Estate Planning Checklist by OLDER LUNDY

January 14, 2018

Perhaps contemplating your death is not at the top of your 2019 “to do” list, but January is a great time to review your financial plan in the event of your death or other unexpected events.  Even if you have a will or some other estate-planning instrument, you should perform this three-step checkup to avoid some of the easier-to-prevent pitfalls.

  1. Find your “original” will and any trust.

Even in this digital age, the “original” of your current will is required to open a probate without otherwise unnecessary judicial review.  If you don’t have the original, at least make sure you know where to find the witnesses who attested to your signature.  Or – better yet – make a new will.

On the other hand, electronic access to financial account statements is the prevailing norm, so make sure that your will provides your personal representative with access to your digital accounts.  But be careful with the language of this authorization—if it is drafted too broadly, you may be giving your adult child access to things that are unnecessary to administer your estate, such as all of the emails in your personal account.  If this doesn’t sound alarming to you, go take a look back at some of the older emails still inhabiting your Inbox.  (Yikes, I just did that, and then deleted them).

  1. Read your will and trust in light of your current family and financial position.

A lot can change in just a few years.  For starters, make sure the personal representative named in your will is still the person whom you would want to make important decisions for your estate.  If your current will was drafted years ago and names your parents as your personal representative, but your children are now adults, think about who is more capable today of dealing with the stress of your probate.  Other decisions will be easier to make—for example, if your will was drafted while you were happily married, but you are now divorced, you may not want your former spouse to be in control of the money you leave to your minor children.  You can make changes to prevent such problems, but they do not happen automatically following a divorce.
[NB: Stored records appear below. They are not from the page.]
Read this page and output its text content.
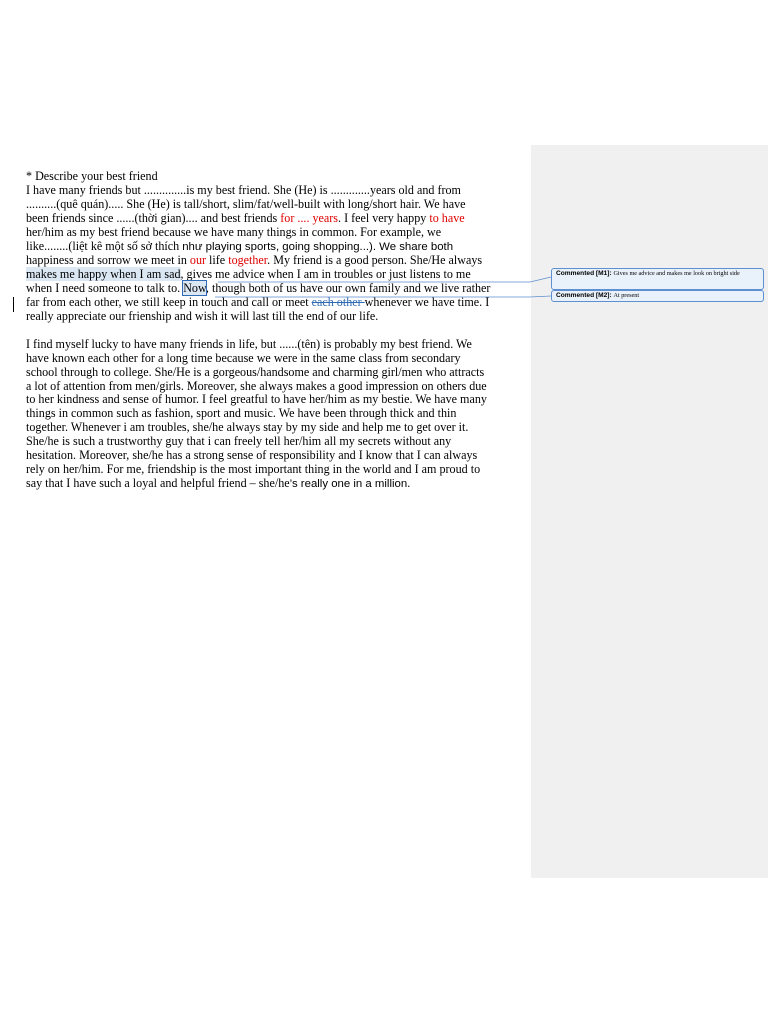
* Describe your best friend

I have many friends but ..............is my best friend. She (He) is .............years old and from

..........(quê quán)..... She (He) is tall/short, slim/fat/well-built with long/short hair. We have

been friends since ......(thời gian).... and best friends for .... years. I feel very happy to have

her/him as my best friend because we have many things in common. For example, we

like........(liệt kê một số sở thích như playing sports, going shopping...). We share both

happiness and sorrow we meet in our life together. My friend is a good person. She/He always

makes me happy when I am sad, gives me advice when I am in troubles or just listens to me

when I need someone to talk to. Now, though both of us have our own family and we live rather

far from each other, we still keep in touch and call or meet each other whenever we have time. I

really appreciate our frienship and wish it will last till the end of our life.

I find myself lucky to have many friends in life, but ......(tên) is probably my best friend. We

have known each other for a long time because we were in the same class from secondary

school through to college. She/He is a gorgeous/handsome and charming girl/men who attracts

a lot of attention from men/girls. Moreover, she always makes a good impression on others due

to her kindness and sense of humor. I feel greatful to have her/him as my bestie. We have many

things in common such as fashion, sport and music. We have been through thick and thin

together. Whenever i am troubles, she/he always stay by my side and help me to get over it.

She/he is such a trustworthy guy that i can freely tell her/him all my secrets without any

hesitation. Moreover, she/he has a strong sense of responsibility and I know that I can always

rely on her/him. For me, friendship is the most important thing in the world and I am proud to

say that I have such a loyal and helpful friend – she/he’s really one in a million.

Commented [M1]: Gives me advice and makes me look on bright side
Commented [M2]: At present
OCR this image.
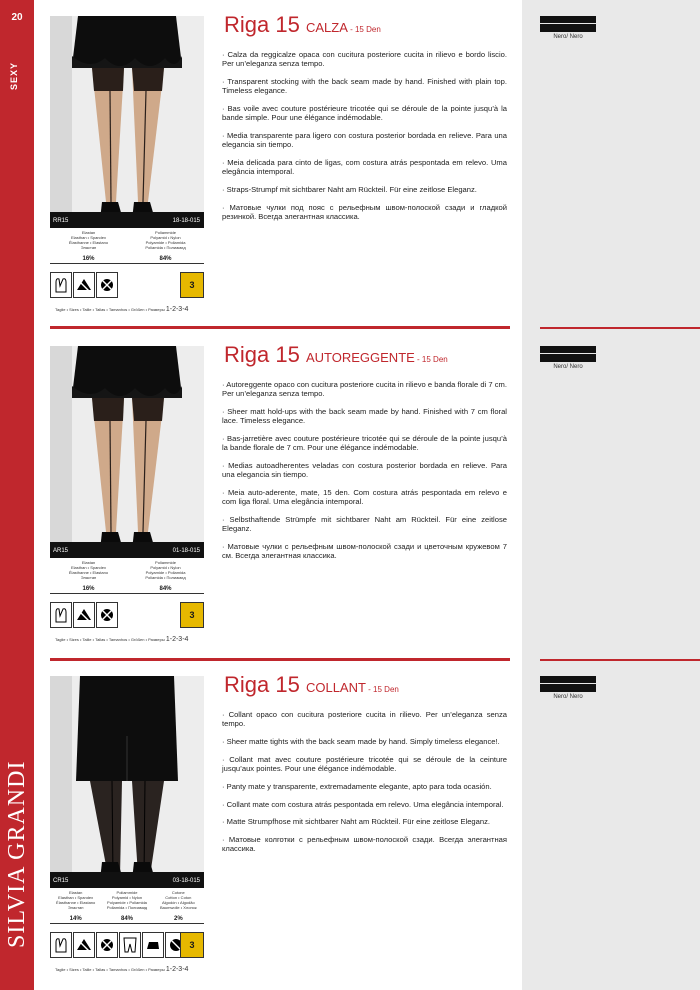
20
SEXY
SILVIA GRANDI
RR15	18-18-015
Elastan
Elasthan • Spandex
Élasthanne • Elastano
Эластан
16%
Poliammide
Polyamid • Nylon
Polyamide • Poliamida
Poliamida • Полиамид
84%
3
Taglie • Sizes • Taille • Tallas • Tamanhos • Größen • Размеры 1-2-3-4
Riga 15 CALZA - 15 Den

· Calza da reggicalze opaca con cucitura posteriore cucita in rilievo e bordo liscio. Per un’eleganza senza tempo.

· Transparent stocking with the back seam made by hand. Finished with plain top. Timeless elegance.

· Bas voile avec couture postérieure tricotée qui se déroule de la pointe jusqu’à la bande simple. Pour une élégance indémodable.

· Media transparente para ligero con costura posterior bordada en relieve. Para una elegancia sin tiempo.

· Meia delicada para cinto de ligas, com costura atrás pespontada em relevo. Uma elegância intemporal.

· Straps-Strumpf mit sichtbarer Naht am Rückteil. Für eine zeitlose Eleganz.

· Матовые чулки под пояс с рельефным швом-полоской сзади и гладкой резинкой. Всегда элегантная классика.

Nero/ Nero
AR15	01-18-015
Elastan
Elasthan • Spandex
Élasthanne • Elastano
Эластан
16%
Poliammide
Polyamid • Nylon
Polyamide • Poliamida
Poliamida • Полиамид
84%
3
Taglie • Sizes • Taille • Tallas • Tamanhos • Größen • Размеры 1-2-3-4
Riga 15 AUTOREGGENTE - 15 Den

· Autoreggente opaco con cucitura posteriore cucita in rilievo e banda florale di 7 cm. Per un’eleganza senza tempo.

· Sheer matt hold-ups with the back seam made by hand. Finished with 7 cm floral lace. Timeless elegance.

· Bas-jarretière avec couture postérieure tricotée qui se déroule de la pointe jusqu’à la bande florale de 7 cm. Pour une élégance indémodable.

· Medias autoadherentes veladas con costura posterior bordada en relieve. Para una elegancia sin tiempo.

· Meia auto-aderente, mate, 15 den. Com costura atrás pespontada em relevo e com liga floral. Uma elegância intemporal.

· Selbsthaftende Strümpfe mit sichtbarer Naht am Rückteil. Für eine zeitlose Eleganz.

· Матовые чулки с рельефным швом-полоской сзади и цветочным кружевом 7 см. Всегда элегантная классика.

Nero/ Nero
CR15	03-18-015
Elastan
Elasthan • Spandex
Élasthanne • Elastano
Эластан
14%
Poliammide
Polyamid • Nylon
Polyamide • Poliamida
Poliamida • Полиамид
84%
Cotone
Cotton • Coton
Algodón • Algodão
Baumwolle • Хлопок
2%
3
Taglie • Sizes • Taille • Tallas • Tamanhos • Größen • Размеры 1-2-3-4
Riga 15 COLLANT - 15 Den

· Collant opaco con cucitura posteriore cucita in rilievo. Per un’eleganza senza tempo.

· Sheer matte tights with the back seam made by hand. Simply timeless elegance!.

· Collant mat avec couture postérieure tricotée qui se déroule de la ceinture jusqu’aux pointes. Pour une élégance indémodable.

· Panty mate y transparente, extremadamente elegante, apto para toda ocasión.

· Collant mate com costura atrás pespontada em relevo. Uma elegância intemporal.

· Matte Strumpfhose mit sichtbarer Naht am Rückteil. Für eine zeitlose Eleganz.

· Матовые колготки с рельефным швом-полоской сзади. Всегда элегантная классика.

Nero/ Nero
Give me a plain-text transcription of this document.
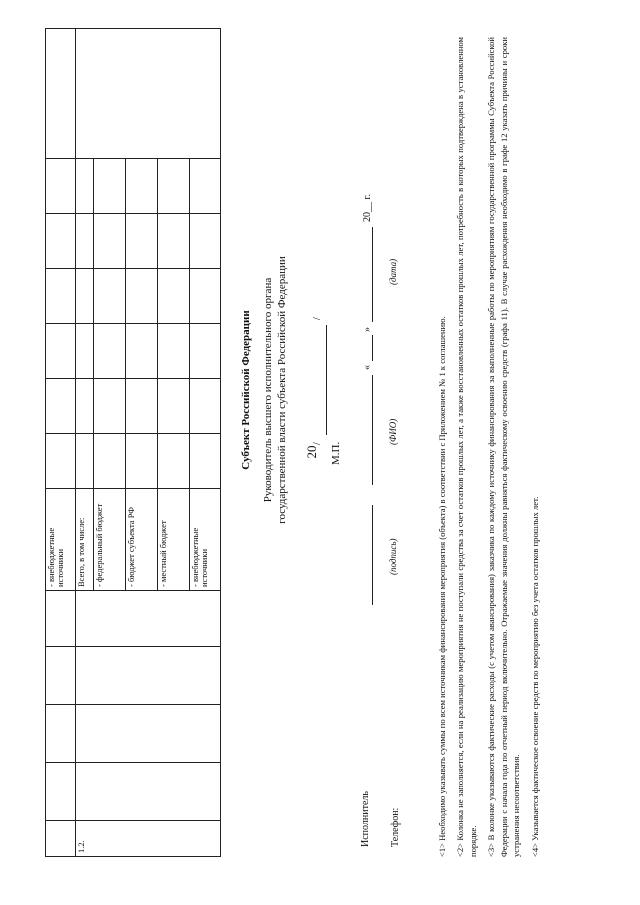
20
					- внебюджетные источники							
1.2.					Всего, в том числе:							
					- федеральный бюджет							
					- бюджет субъекта РФ							
					- местный бюджет							
					- внебюджетные источники							
Субъект Российской Федерации Руководитель высшего исполнительного органа государственной власти субъекта Российской Федерации /
/
М.П.
Исполнитель
«
»
20__ г.
Телефон:
(подпись)
(ФИО)
(дата)

<1> Необходимо указывать суммы по всем источникам финансирования мероприятия (объекта) в соответствии с Приложением № 1 к соглашению. <2> Колонка не заполняется, если на реализацию мероприятия не поступали средства за счет остатков прошлых лет, а также восстановленных остатков прошлых лет, потребность в которых подтверждена в установленном порядке. <3> В колонке указываются фактические расходы (с учетом авансирования) заказчика по каждому источнику финансирования за выполненные работы по мероприятиям государственной программы Субъекта Российской Федерации с начала года по отчетный период включительно. Отражаемые значения должны равняться фактическому освоению средств (графа 11). В случае расхождения необходимо в графе 12 указать причины и сроки устранения несоответствия. <4> Указывается фактическое освоение средств по мероприятию без учета остатков прошлых лет.
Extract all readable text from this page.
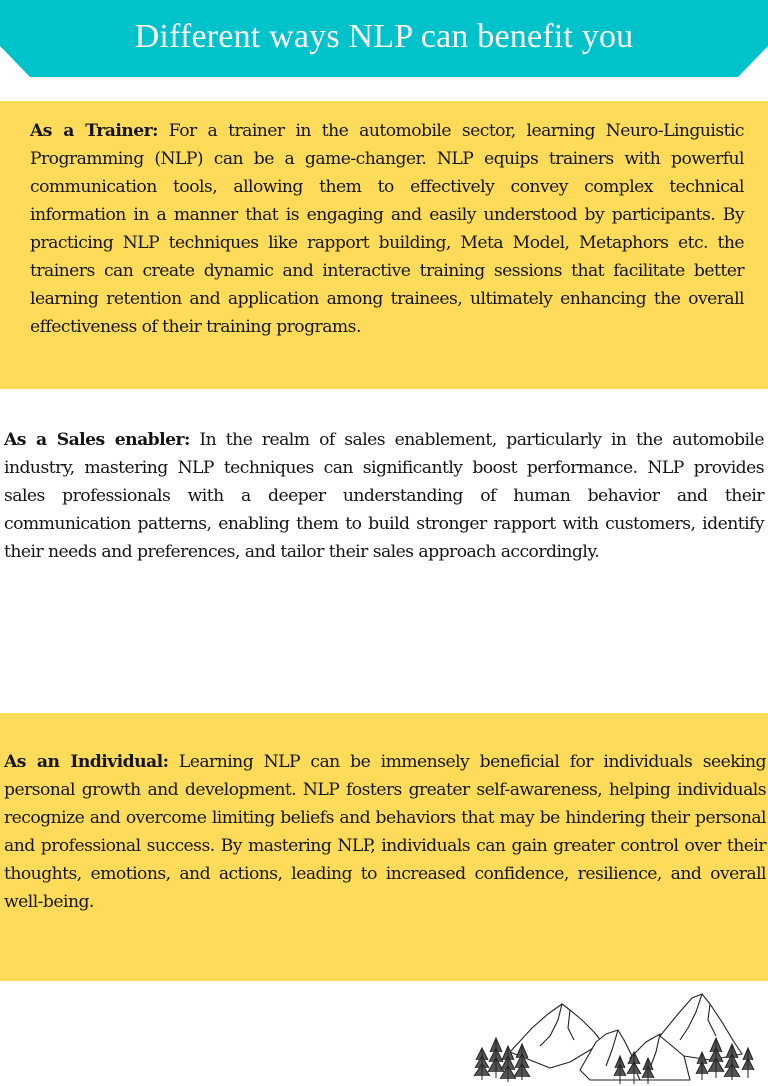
Different ways NLP can benefit you
As a Trainer: For a trainer in the automobile sector, learning Neuro-Linguistic Programming (NLP) can be a game-changer. NLP equips trainers with powerful communication tools, allowing them to effectively convey complex technical information in a manner that is engaging and easily understood by participants. By practicing NLP techniques like rapport building, Meta Model, Metaphors etc. the trainers can create dynamic and interactive training sessions that facilitate better learning retention and application among trainees, ultimately enhancing the overall effectiveness of their training programs.
As a Sales enabler: In the realm of sales enablement, particularly in the automobile industry, mastering NLP techniques can significantly boost performance. NLP provides sales professionals with a deeper understanding of human behavior and their communication patterns, enabling them to build stronger rapport with customers, identify their needs and preferences, and tailor their sales approach accordingly.
As an Individual: Learning NLP can be immensely beneficial for individuals seeking personal growth and development. NLP fosters greater self-awareness, helping individuals recognize and overcome limiting beliefs and behaviors that may be hindering their personal and professional success. By mastering NLP, individuals can gain greater control over their thoughts, emotions, and actions, leading to increased confidence, resilience, and overall well-being.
Also, consider whether you want your spouse and children (or their potential creditors and perhaps spouses and future children) to have unfettered access to the assets you leave for them.  If not, consider drafting a trust to hold those assets.

  1. Reconsider how your homestead passes if you die.

The designation of a property as your “homestead” has many potential benefits under Florida law, but it can also create unexpected results after you die.  For example, most married couples have their homes titled jointly in their names.  But if you or your spouse (or both of you) have minor children from previous relationships, having your home titled jointly will exclude minor children of the first to die from ownership in the house.  There are similar pitfalls for blended families with adult children.  Navigating these issues requires forethought and often creative solutions.

Of course, there are many more subjects regarding post-mortem planning that all of us can consider.  Taking the three steps discussed above is an easy way to identify some often overlooked issues.  A little planning today may save your children a bitter fight in the future.